À L'Epicerie Moderne le vendredi 18 mars
Lloyd Cole
Quatre ans après sa tournée dite de l'âge d'or autour d'un répertoire courant de 1983 à 1996 pour des relectures délicieuses en solo à la guitare acoustique, Lloyd Cole revient sur scène, toujours seul avec sa guitare, mais en élargissant la période passée en revue. Intitulé From Rattlesnakes to Guesswork, le show court de ses débuts avec les Commotions jusqu'à son dernier album, Guesswork, donc. Extension relativement anecdotique puisque ce que le public attend logiquement ce sont les tubes des premières années. Gageons qu'ils constitueront malgré tout la majeure partie de la soirée.

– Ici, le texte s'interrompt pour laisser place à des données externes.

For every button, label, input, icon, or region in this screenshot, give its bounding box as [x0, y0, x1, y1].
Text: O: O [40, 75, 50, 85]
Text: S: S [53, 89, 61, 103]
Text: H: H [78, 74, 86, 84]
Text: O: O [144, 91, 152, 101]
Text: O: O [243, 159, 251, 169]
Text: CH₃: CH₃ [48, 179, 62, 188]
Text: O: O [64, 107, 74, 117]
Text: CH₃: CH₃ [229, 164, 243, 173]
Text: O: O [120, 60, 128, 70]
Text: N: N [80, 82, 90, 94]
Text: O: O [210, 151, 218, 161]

À la Salle Molière le samedi 26 mars
Jean-Louis Murat
Fut un temps où Murat était un peu boudé par les salles lyonnaises à cause de cette légendaire bonne humeur dont il avait une fâcheuse tendance à éclabousser tout le monde. Depuis quelques années, il a trouvé dans le Radiant (et aussi le Toboggan) le gîte et le couvert pour ses passages métronomiques, calés sur son rythme de publication. Et comme il vient de livrer avec La Vraie vie de John Buck, son énième album (on ne compte plus) pour un énième retour aux sources (idem) le revoilà à la poursuite de son (presque) Never ending tour.
Au Radiant-Bellevue le mercredi 30 mars
The Limiñanas
En dépit de leur passion pour la liberté et les collaborations freestyle, on n'attendait guère les Limiñanas sur le terrain électro. Ils ont pourtant publié l'an dernier un disque avec Laurent Garnier, un concept album façon road-movie baptisé De Pelicula où les psychédélismes de chacun fusionnent en une matière tout sauf artificielle – où l'on reconnaît peut-être davantage les Limiñanas que Garnier, suffisamment subtil pour ne pas avoir agité ses beats dans tous les sens. La tournée se fait sans lui mais bien autour de ce disque passionnant.
Au Transbordeur le mercredi 30 mars
Tricky
Au sortir du premier confinement le prince des ténèbres trip-hop Tricky avait déclaré qu'il pourrait bien devenir fou si on l'empêchait de se produire en concert. Car c'est là, dans ses shows asphyxiants que l'homme de Bristol trouve paradoxalement son oxygène façon Frank Booth dans le Blue Velvet de David Lynch. Comme le karma(coma) de Tricky, cet as de la musique de confinement est particulier, il n'a pas pu mener à bien la tournée prévue notamment l'automne dernier, celle de son Fall into pieces, album consacré au décès de sa fille Mina à l'âge de 24 ans. Voici donc la partie remise ce printemps. Enfin un peu d'air.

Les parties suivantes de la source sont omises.